ロンドンの街歩きの愉しみ-ブループラークを探してみよう
2026.08.20
イギリスの街を歩いていると青く丸い銘板が目に入ります。これはイングリッシュヘリテージが著名人のかつての住まいなどに掲げているもの。ロンドンの街歩きではよくこの青い銘板―ブループラークを目にします。どんな人が目の前の場所に住んでいたのか、想いを巡らせながら街を歩いてみましょう。ロンドンではブループラークでたくさんの発見ができます。
Sir Edwin Arnold (1832-1904)
サー・エドウィン・アーノルド。ヴィクトリア時代の詩人であり、ジャーナリストでした。仏教の研究と東洋の研さんを深めた人物です。
オックスフォード大学で学び、卒業後は学校の校長も務めましたが、1856年校長としてインドに向かいます。インドの大学で学位を取得し、校長として7年間その任にあたります。このインド赴任中に仏教彫刻の研究も進めていきます。1877年にヴィクトリア女王がインド皇帝に就くと、アーノルドに1888年ナイトの勲章が与えられ、Sirの称号を賜ります。

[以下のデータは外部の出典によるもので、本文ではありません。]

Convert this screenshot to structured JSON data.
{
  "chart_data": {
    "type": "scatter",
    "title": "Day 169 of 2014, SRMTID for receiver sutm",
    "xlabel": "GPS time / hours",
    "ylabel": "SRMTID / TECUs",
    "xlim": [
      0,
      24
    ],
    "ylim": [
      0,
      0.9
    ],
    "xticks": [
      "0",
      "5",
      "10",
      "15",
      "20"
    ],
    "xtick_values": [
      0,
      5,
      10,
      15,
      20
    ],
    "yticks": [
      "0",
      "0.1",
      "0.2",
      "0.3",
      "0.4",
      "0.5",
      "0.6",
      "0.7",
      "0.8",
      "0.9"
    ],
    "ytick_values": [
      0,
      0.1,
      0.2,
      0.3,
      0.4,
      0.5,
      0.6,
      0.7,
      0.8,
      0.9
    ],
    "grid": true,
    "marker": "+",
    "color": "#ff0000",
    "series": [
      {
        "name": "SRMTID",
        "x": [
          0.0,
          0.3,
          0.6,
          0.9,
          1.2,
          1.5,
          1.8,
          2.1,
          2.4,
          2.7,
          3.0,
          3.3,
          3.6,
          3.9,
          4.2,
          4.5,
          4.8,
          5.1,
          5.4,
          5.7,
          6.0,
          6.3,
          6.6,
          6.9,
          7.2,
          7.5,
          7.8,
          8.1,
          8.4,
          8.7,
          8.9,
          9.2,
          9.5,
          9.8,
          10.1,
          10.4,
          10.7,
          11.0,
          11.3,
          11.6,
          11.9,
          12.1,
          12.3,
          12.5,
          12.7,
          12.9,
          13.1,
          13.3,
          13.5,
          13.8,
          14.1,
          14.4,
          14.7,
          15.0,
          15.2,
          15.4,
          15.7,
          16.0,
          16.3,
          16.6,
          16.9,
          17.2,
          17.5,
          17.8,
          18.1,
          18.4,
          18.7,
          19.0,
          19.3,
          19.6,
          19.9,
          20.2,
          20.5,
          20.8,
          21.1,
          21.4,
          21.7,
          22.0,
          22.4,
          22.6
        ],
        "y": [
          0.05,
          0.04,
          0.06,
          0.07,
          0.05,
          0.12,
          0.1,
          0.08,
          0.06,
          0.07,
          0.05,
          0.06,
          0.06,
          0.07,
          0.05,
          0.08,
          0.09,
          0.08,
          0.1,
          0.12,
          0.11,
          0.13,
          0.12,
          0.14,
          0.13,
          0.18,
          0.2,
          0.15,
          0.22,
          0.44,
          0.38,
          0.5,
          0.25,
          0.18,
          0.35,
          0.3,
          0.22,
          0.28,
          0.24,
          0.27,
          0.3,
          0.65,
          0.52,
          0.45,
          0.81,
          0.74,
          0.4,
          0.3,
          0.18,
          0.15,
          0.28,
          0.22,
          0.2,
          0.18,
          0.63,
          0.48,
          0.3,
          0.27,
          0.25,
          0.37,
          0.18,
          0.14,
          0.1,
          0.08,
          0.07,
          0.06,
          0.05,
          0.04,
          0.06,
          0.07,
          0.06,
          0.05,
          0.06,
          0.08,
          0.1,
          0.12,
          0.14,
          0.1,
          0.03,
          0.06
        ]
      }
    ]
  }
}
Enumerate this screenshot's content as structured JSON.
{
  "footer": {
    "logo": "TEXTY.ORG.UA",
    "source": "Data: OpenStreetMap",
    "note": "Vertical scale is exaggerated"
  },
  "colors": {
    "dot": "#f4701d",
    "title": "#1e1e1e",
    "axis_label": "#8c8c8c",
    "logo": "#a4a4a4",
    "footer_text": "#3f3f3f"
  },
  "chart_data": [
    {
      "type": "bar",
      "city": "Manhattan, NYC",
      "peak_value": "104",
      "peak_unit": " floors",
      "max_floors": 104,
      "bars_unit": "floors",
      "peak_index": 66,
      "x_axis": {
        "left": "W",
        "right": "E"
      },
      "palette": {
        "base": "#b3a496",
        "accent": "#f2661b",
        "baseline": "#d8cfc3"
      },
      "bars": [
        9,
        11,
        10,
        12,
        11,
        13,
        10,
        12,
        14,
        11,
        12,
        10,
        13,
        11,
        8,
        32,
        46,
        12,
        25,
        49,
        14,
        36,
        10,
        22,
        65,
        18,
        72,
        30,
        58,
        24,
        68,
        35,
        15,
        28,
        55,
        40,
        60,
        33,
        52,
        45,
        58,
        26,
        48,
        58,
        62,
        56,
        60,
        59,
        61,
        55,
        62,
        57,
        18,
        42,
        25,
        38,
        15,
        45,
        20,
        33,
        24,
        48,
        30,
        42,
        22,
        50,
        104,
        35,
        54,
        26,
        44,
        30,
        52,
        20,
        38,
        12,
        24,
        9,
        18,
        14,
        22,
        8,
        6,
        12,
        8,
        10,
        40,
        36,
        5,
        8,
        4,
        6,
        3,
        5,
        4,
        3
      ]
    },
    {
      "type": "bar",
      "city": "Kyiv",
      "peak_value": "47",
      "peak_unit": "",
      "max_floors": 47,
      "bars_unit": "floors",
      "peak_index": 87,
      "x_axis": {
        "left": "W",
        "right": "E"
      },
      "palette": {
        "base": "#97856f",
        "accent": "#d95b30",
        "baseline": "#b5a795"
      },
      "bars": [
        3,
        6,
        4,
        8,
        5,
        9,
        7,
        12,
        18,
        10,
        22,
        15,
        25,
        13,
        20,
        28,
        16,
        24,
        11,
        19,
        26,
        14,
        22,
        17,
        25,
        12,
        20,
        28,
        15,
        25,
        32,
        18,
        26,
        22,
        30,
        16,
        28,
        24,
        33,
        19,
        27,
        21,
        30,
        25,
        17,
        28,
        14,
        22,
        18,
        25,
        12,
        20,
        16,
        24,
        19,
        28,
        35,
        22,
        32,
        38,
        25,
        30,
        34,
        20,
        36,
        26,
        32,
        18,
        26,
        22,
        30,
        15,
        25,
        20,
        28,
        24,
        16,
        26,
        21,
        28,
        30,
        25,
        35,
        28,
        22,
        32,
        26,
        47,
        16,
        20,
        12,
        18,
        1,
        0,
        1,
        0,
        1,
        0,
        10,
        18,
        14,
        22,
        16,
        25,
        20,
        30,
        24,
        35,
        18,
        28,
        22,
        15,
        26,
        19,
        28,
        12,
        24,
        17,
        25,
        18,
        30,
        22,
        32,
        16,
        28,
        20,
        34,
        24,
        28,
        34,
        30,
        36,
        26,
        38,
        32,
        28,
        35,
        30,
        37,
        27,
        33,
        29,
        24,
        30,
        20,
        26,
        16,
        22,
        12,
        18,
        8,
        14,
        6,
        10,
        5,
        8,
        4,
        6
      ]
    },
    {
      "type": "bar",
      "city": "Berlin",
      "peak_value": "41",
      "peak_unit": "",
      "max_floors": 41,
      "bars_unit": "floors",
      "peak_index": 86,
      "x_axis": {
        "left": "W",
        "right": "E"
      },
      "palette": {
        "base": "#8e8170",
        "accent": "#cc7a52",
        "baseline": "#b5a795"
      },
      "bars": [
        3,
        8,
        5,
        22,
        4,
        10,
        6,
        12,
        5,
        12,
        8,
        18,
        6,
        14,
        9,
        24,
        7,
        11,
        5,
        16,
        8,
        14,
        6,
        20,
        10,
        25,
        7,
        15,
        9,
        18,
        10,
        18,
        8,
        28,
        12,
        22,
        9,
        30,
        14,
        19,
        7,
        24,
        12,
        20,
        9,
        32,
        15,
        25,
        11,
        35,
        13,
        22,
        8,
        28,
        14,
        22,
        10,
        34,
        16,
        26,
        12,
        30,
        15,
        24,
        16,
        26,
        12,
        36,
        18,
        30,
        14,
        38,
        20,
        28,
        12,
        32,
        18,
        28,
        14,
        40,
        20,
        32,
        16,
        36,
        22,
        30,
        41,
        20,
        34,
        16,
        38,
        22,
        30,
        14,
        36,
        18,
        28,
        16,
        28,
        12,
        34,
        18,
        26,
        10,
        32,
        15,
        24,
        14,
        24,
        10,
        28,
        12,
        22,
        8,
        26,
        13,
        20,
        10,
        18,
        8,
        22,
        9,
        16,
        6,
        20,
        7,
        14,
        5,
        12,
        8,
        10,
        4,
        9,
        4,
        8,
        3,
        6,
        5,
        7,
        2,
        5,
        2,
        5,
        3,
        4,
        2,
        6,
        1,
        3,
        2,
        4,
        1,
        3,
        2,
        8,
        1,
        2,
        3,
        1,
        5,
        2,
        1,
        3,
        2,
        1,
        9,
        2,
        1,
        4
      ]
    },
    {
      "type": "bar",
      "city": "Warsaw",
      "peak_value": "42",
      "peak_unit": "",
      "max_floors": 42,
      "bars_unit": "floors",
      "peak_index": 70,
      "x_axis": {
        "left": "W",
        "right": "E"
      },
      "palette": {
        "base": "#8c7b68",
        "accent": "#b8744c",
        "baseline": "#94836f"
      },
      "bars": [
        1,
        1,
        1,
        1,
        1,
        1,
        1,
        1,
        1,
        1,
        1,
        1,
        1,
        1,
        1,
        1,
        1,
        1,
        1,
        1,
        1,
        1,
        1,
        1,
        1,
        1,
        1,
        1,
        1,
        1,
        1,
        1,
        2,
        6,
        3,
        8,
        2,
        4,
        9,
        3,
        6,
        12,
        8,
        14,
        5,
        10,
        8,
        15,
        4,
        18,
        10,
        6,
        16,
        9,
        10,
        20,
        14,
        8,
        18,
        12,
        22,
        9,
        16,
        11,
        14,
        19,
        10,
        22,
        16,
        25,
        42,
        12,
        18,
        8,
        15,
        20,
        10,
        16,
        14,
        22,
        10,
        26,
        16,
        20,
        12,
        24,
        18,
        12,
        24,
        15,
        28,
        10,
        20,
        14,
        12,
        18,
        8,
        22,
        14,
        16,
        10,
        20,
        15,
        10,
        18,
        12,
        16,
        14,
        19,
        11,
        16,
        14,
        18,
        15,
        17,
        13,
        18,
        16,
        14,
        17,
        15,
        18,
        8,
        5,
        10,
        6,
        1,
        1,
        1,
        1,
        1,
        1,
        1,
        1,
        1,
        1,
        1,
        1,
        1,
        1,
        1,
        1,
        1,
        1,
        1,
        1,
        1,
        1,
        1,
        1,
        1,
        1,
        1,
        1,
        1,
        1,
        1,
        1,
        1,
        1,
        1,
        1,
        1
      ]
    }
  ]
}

1889年の明治22年には、アーノルド卿となり娘を連れて来日します。福澤諭吉がアーノルド卿の訪日中の援助をし、慶應義塾の講師の任も与えます。アーノルド卿の希望で日本家屋を住まいとして提供し、日本の生活もすっかりと堪能します。アーノルド卿は2度結婚をしていましたがお二方とも死別され、1897年に37才も歳下の日本人の黒川玉と結婚しました。玉はその後イギリスへ渡り、日本人女性としては初のレディの称号を賜ります。ロンドンでの暮らしにも慣れ、レディ玉は社交界でも通じる英語力を培っていたそうです。あの時代の日本人女性が英語を身につけ異文化理解をしていたのですから、それは努力の賜物だったのでしょう。
アーノルド卿は日本各地を旅し、その後タイ、スリランカ、ペルシャと訪問し仏教の研さんを深めます。スリランカで仏教徒となり、ベジタリアンになります。アーノルド卿はイギリスにおけるベジタリアンの先駆けともなりました。ブループラークのあるボルトンガーデンは高級住宅地。最晩年アーノルド卿はここでレディ玉と暮らし、1904年71才でこの世を去ります。その時レディ玉は35才。そのままロンドンに残られたのでしょうか。レディ玉をもっと知りたくなりました。
朝食後の散歩で見つけたブループラークの家に、日本人女性がかつて住んでいたとは… これも不思議なご縁だったようです。